Research such as this illuminates the buried truth about motherhood - that it is primarily drudgery and not the joyful nirvana it is made out to be. Look closely at the description above of the perfect day and ask yourself: who is more likely to experience a perfect day - a childfree woman or a mom? I think you know the answer.

Monday, March 7, 2011

Parental Delusion: Throwing Good Money After Bad

Thank you to my reader Zarina, who forwarded me a link to an interesting article in Healthland (Time) entitled Kid Crazy: Why we Exaggerate the Joys of Parenthood, by John Cloud. Cloud discusses new research published in the journal Psychological Science which found that parents - faced with the draining financial and emotional expense of raising children - convince/delude themselves that parenthood is rewarding. It's a coping mechanism designed to alleviate the cognitive dissonance they experience when their negative experience of child-raising butts up against the over-glorified myths of parental bliss that permeate our culture.

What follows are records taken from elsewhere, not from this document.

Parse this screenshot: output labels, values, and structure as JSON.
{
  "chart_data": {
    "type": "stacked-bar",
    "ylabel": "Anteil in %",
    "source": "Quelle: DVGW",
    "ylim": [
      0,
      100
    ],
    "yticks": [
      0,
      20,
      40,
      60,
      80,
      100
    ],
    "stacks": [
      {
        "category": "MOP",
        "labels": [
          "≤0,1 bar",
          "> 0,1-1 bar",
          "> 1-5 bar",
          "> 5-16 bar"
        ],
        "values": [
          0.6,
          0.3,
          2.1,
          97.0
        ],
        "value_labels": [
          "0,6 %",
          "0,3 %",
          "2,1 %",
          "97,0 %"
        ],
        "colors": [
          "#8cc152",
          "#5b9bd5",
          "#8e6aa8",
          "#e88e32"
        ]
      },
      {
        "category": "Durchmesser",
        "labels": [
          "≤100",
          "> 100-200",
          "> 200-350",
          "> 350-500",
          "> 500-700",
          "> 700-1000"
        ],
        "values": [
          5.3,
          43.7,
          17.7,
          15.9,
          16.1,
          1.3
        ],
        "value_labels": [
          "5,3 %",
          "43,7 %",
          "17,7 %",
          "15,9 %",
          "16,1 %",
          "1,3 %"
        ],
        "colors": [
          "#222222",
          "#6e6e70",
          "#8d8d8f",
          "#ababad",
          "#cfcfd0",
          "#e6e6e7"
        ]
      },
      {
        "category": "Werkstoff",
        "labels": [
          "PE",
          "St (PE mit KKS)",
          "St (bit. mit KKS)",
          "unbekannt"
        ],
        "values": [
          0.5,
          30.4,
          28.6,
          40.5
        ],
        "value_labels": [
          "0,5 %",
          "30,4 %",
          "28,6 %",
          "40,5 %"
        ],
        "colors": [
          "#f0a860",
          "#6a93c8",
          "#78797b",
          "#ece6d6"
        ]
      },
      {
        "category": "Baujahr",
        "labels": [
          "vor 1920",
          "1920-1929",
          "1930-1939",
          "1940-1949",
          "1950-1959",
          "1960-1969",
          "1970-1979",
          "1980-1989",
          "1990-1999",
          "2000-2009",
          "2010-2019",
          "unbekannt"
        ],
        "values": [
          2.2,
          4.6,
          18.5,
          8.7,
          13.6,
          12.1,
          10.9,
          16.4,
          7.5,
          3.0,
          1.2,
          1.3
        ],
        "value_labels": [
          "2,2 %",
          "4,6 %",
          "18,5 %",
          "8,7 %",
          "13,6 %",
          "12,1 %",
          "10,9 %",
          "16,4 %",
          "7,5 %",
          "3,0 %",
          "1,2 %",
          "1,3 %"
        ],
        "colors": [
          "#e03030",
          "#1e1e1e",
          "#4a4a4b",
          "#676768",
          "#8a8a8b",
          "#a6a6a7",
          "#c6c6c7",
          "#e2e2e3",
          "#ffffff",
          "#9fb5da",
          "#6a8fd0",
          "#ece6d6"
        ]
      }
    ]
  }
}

My readers know I have been making the same argument all along - that the Stepford Wives mantra of "parenthood is the most fulfilling role in life and the root of true happiness" is nothing more than parents trying to make themselves feel better because they know, deep inside, they are faced with a lifelong prison sentence for which there is no escape (see my posts The Bitch & Backpedal; Beneath the Surface: A Two-Pronged Theory and Having a Child is So Worth It! - which officially make me a broken record on the issue). And now scientific research is bearing me out. I love when that happens :)

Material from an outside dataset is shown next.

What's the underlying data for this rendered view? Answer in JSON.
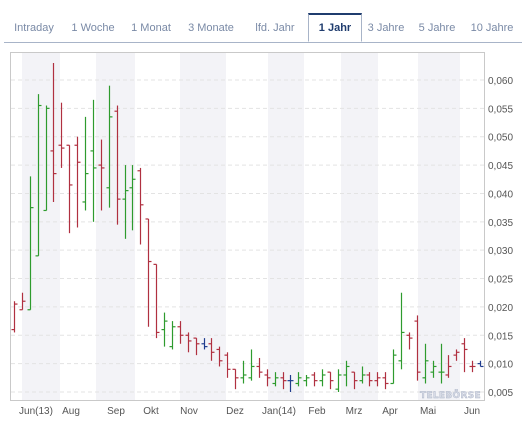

Although it doesn't surprise me that parents continue to delude themselves this way - after all, they have to ease their psychological pain somehow - I continue to be fascinated by the fact that more people don't recognize the drudgery that is parenthood and avoid it at all costs. Why are people so ready and willing to buy into the parenthood myth when their own observations about the reality of parenthood should tell them to run for the hills? All of us were children at some point and from that vantage point, had a direct view of how happy (or unhappy) our parents were. And then as we mature and become adults, parents surround us everywhere - our friends and family members start having kids and our view of what parenthood is expanded even further. We can see very clearly that parenthood is 98% stress, strain and drudgery and yet 90% of the population chooses to believe the "parenthood is the root of ultimate fulfillment and happiness" myth instead of believing what they see before their very eyes.

Now THIS would be an interesting area for scientific research.

Sunday, July 4, 2010

Our Growing Piece of the Pie


Thanks to my readers Nancy and Susan for forwarding me information recently released by the Pew Research Center showing that childlessness is on the increase among women. You can read the article here.

Pew found that currently 20% of women end their childbearing years without ever bearing a child and this is up from 10% in the 1970s. While this research does not break down the percentages by childfree by choice versus childless (not by choice), I think we can safely draw the conclusion that much of this increase is due to more and more women choosing to forego having children.

I think we childfree can find encouragement in this trend as it indicates that our lifestyle is slowly but surely becoming normalized. The more people that choose the childfree lifestyle, the more normal our lifestyle becomes and the less marginalized and stigmatized the childfree will be. My hope is that eventually, stating that one is childfree will be as inconsequential as stating a preference for chocolate ice cream over vanilla.

Having said this, we are still in the minority - 80% of women DO bear children - and there is still a good deal of stigma attached to people (especially women) who choose not to have kids. We experience this stigma in our everyday lives, from the shock and disbelief we get when we announce we are childfree, to the scornful emails I get from parents who think I am the antichrist for promoting the idea that a life sans children can be a wonderful thing.

How do you feel about the research? Does it make you feel encouraged, discouraged or something else?